Chroniques aventines

Il y a quelques mois se tenaient, à Genève, les états généraux des itinérances artistiques. Organisé par le Centre international pour les théâtres itinérants, la compagnie Les Artpenteurs et la Fête du Théâtre, ce plénum fut l’occasion, pour nous, d’interroger l’itinérance dans son rapport à la démocratie.

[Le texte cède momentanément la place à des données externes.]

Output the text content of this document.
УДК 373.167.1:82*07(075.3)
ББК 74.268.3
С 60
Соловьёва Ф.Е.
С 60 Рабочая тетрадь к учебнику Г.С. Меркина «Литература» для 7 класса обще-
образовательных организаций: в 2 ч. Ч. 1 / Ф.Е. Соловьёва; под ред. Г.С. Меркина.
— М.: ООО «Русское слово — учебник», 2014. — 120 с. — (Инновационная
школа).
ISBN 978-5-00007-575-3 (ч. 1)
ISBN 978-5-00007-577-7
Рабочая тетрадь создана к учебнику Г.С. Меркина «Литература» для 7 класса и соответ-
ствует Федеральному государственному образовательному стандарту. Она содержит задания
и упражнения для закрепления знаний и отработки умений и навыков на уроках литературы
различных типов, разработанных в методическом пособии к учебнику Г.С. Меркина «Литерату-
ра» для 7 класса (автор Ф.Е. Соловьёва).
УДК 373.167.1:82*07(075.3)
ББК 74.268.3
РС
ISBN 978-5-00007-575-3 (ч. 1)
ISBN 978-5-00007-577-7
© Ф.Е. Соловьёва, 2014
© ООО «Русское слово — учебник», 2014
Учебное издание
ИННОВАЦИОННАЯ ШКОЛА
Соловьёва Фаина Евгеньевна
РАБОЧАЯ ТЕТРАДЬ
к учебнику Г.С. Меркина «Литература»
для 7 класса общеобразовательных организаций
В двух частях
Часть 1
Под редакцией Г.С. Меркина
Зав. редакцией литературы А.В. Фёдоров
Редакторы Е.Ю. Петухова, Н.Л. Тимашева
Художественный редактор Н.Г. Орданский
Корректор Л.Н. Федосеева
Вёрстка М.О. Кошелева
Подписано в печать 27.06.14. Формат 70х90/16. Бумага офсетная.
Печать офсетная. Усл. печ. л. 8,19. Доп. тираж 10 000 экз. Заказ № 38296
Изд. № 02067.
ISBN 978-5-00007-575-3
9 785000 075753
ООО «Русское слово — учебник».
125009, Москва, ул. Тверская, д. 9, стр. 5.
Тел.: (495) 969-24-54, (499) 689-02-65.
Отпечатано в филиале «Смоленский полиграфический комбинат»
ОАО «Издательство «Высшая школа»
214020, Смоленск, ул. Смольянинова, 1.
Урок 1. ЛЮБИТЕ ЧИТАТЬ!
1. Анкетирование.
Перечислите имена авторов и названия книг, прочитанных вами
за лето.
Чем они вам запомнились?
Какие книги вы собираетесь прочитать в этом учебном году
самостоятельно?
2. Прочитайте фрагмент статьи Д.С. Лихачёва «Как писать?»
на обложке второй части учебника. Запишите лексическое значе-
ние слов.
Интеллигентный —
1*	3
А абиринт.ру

Même infime, le déplacement est toujours un décentrement. Enfant, je disais «bonjour» à chaque âme croisée au hasard des ruelles de Saint-Blaise (le village de mes jeunes années) et je me rendis rapidement compte que dans la «vaste» ville voisine (Neuchâtel!) d’autres codes avaient cours: un certain anonymat, une forme de distance y étaient de mise. Quand – à l’occasion des vacances – en digne fils d’immigrés, je traversais les Alpes, survenait alors une autre translation: dans le regard de ma famille, je devenais un «petit Suisse». Etranger, en somme, d’un côté des Alpes et de l’autre (comme la plupart des secundos). Bien plus tard, un voyage en Chine me rendit Occidental, un autre en Afrique me fit «blanc», etc.

Mais reprenons notre fil! Longtemps, en matière d’action culturelle, la question démocratique a été interprétée comme avant tout géographique. En France, naturellement, pays dont la capitale semblait enceindre l’essentiel du patrimoine et de la création, démocratiser la culture impliquait une décentralisation volontaire des équipements et autres ressources culturelles.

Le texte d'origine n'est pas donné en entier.